Les portes s’ouvrirent et elle quitta la voiture, bousculant tout le monde. 16 h 19. Elle courut encore, remontant vers la gare. Elle traversa la verrière, se précipita vers le quai N. La BB était déjà là, chauffant son moteur. Elle grimpa dans le dernier wagon et constata que sa place était prise. Normal, à cette heure, ce n’était pas « sa » place. Elle s’assit n’importe où et reprit son souffle. Elle avait réussi ! Bravo, Jeanne ! Tu es la meilleure ! Il n’aura pas ta peau ! Il pourra toujours t’attendre !
Port-de-Bouc : trois minutes d’arrêt. Jeanne jeta un œil : pas d’individu suspect en vue, pas de type bizarre au pied de la grande et vieille bâtisse aux volets blancs, écrasée de soleil. Personne sur les bancs à la douce couleur verte, pastel qui rappelait la mer… Et pourquoi ce nom, Port-de-Bouc ?! Elle ne s’était jamais posé la question mais aujourd’hui, il fallait se changer les idées… Trois minutes après, le train repartait. Direction Fos-Sur-Mer. Fos et ses raffineries géantes, ses cimenteries et ses usines chimiques. Jeanne était obligée de regarder par la fenêtre ; elle n’arrivait pas à lire. Plus loin, le paysage redevint sauvage, épargné de la main de l’homme. L’étang d’Engrenier dont la surface arborait de curieux reflets rosés ; le sel qui jouait avec le soleil…
Un long tunnel, ensuite. Quatre cents mètres de nuit et un nouvel étang, celui de Lavalduc. Le train ne pouvait aller vite sur ce tronçon. Il laissait ainsi à ses passagers le loisir d’admirer ce ballet entre le ciel et l’eau, les danses aériennes des oiseaux, un enchantement qui aidait à oublier la laideur des cheminées immenses à l’haleine toxique… Mais qui ne suffisait pas pour oublier Elicius. Ruminait-il sa colère ? Maudissait-il celle à qui il avait cru pouvoir faire confiance ?

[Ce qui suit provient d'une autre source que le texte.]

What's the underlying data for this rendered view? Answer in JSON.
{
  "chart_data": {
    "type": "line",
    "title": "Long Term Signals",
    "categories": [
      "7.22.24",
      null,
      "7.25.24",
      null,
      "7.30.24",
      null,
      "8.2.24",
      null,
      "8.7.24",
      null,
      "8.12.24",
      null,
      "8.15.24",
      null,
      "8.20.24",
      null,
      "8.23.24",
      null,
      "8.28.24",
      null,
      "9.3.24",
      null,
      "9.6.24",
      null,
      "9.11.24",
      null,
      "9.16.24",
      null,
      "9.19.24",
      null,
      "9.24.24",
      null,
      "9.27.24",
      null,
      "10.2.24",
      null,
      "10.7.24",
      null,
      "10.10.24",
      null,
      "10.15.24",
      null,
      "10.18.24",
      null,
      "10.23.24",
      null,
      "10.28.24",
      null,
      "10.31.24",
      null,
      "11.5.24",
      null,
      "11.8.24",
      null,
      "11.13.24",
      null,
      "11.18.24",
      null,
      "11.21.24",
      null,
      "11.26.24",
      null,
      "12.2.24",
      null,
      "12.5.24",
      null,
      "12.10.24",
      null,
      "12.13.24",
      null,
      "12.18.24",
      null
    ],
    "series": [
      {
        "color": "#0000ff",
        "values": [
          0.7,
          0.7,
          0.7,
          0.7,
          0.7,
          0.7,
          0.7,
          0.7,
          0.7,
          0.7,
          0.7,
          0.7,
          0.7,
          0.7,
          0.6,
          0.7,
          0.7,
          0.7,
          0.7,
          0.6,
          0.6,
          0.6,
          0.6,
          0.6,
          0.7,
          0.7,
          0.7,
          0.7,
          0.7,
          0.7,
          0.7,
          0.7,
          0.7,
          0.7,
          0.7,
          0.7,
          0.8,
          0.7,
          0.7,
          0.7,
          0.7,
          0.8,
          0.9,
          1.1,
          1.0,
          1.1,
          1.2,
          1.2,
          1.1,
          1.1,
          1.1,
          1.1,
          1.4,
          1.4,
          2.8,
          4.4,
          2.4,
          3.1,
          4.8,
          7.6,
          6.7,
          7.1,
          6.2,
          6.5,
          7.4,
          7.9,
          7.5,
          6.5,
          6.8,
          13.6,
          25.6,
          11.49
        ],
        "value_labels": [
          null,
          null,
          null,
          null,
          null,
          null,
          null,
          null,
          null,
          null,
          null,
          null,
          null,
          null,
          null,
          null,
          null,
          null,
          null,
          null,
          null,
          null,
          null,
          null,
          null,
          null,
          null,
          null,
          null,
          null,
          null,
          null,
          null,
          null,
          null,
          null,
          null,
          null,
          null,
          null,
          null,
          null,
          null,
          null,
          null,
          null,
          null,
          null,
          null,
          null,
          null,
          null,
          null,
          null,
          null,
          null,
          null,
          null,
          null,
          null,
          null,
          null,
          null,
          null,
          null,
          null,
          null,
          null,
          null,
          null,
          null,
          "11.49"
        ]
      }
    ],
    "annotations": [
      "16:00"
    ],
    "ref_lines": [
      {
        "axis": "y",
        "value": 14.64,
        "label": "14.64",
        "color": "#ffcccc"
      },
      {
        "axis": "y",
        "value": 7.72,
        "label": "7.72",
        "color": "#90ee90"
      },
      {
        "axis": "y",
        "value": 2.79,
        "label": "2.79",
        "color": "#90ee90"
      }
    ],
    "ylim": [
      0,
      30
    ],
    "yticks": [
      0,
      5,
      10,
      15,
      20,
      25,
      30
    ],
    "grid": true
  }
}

Jeanne ferma les yeux. Et s’il s’en prenait à maman ? Si je la trouvais morte en rentrant ? Elle se remémora soudain la façon dont il tuait ses victimes. À l’arme blanche, toujours. En prenant son temps. Rituel barbare, cruauté inimaginable. Mais de quoi se vengeait-il ? Quel était donc son mystérieux et terrifiant secret ? Oublie-le Jeanne ! Oublie-le…
Istres. Fin du voyage.
Jeanne hésita à descendre. Pourtant, elle n’avait guère le choix. Elle vérifia que son sac était bien fermé et se lança dans l’inconnu. Peut-être dans les griffes du tueur. Tête baissée, elle quitta la gare. Plus que deux cents mètres et elle serait en sécurité. Sa mère allait lui poser des questions. Pourquoi tu rentres plus tôt ? Qu’est-ce qui ne tourne pas rond ? Tellement de choses, en fait. Depuis si longtemps. Mais c’était peut-être héréditaire.

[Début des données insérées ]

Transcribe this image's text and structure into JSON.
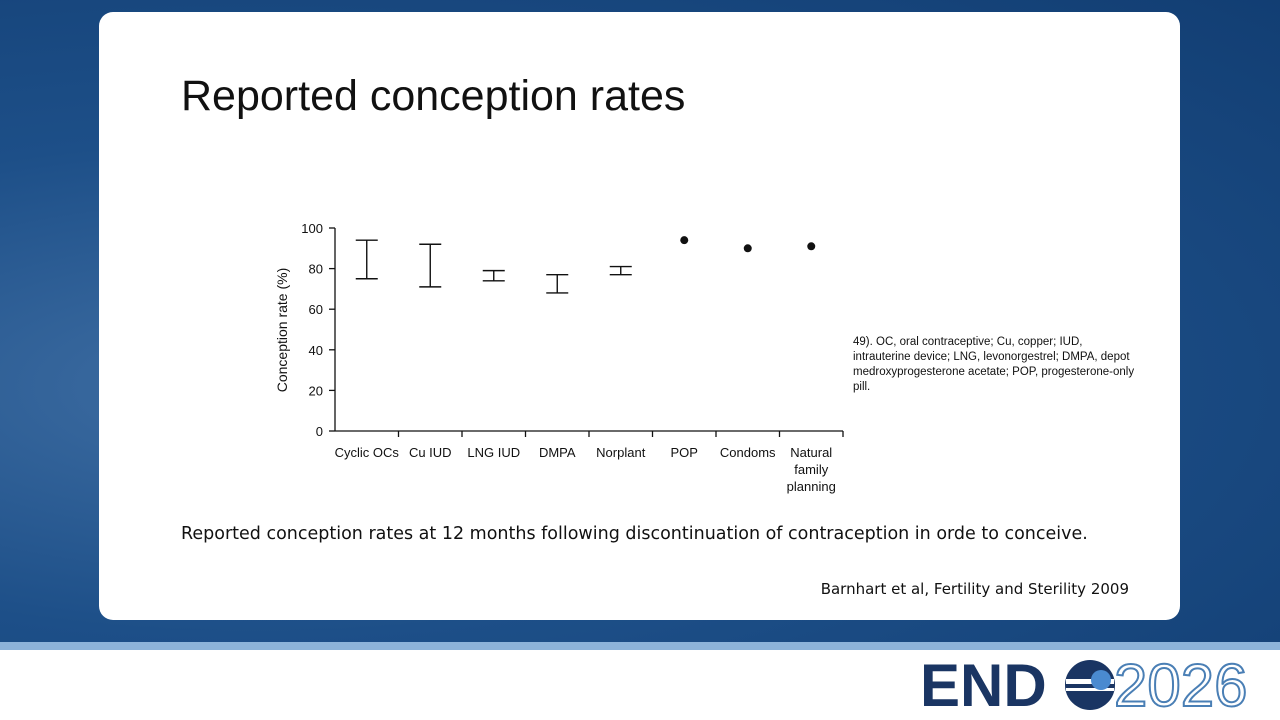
{
  "title": "Reported conception rates",
  "footnote": "49). OC, oral contraceptive; Cu, copper; IUD, intrauterine device; LNG, levonorgestrel; DMPA, depot medroxyprogesterone acetate; POP, progesterone-only pill.",
  "caption": "Reported conception rates at 12 months following discontinuation of contraception in orde to conceive.",
  "citation": "Barnhart et al, Fertility and Sterility 2009",
  "logo": {
    "word": "END",
    "year": "2026"
  },
  "chart_data": {
    "type": "range",
    "y_label": "Conception rate (%)",
    "categories": [
      "Cyclic OCs",
      "Cu IUD",
      "LNG IUD",
      "DMPA",
      "Norplant",
      "POP",
      "Condoms",
      "Natural family planning"
    ],
    "low": [
      75,
      71,
      74,
      68,
      77,
      null,
      null,
      null
    ],
    "high": [
      94,
      92,
      79,
      77,
      81,
      null,
      null,
      null
    ],
    "values": [
      null,
      null,
      null,
      null,
      null,
      94,
      90,
      91
    ],
    "color": "#111111",
    "ylim": [
      0,
      100
    ],
    "yticks": [
      0,
      20,
      40,
      60,
      80,
      100
    ]
  }
}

Elle entendit des pas derrière elle et se retourna : personne… La rue de Verdun, le numéro 36… Le portail, l’allée bétonnée au centre du petit jardin… La clef dans la serrure… Ouf ! J’y suis arrivée.
— Maman ? C’est moi…
Elle était encore devant la télévision. Comme toujours. Hypnotisée par cette avalanche d’images aseptisées.
Jeanne s’approcha du fauteuil et se pencha pour embrasser sa mère.
— Bonsoir, maman…
— Hum… Il est déjà six heures et demie ?
— Non, maman. Il est cinq heures et demie…
Elle regarda enfin sa fille avec des yeux agrandis par l’étonnement.
— Cinq heures et demie ? Mais pourquoi tu rentres de si bonne heure ? Hein ? Qu’est-ce qu’il y a ? Qu’est-ce qu’il se passe ?
Déluge de questions, de doutes. Presque de la peur dans ses yeux.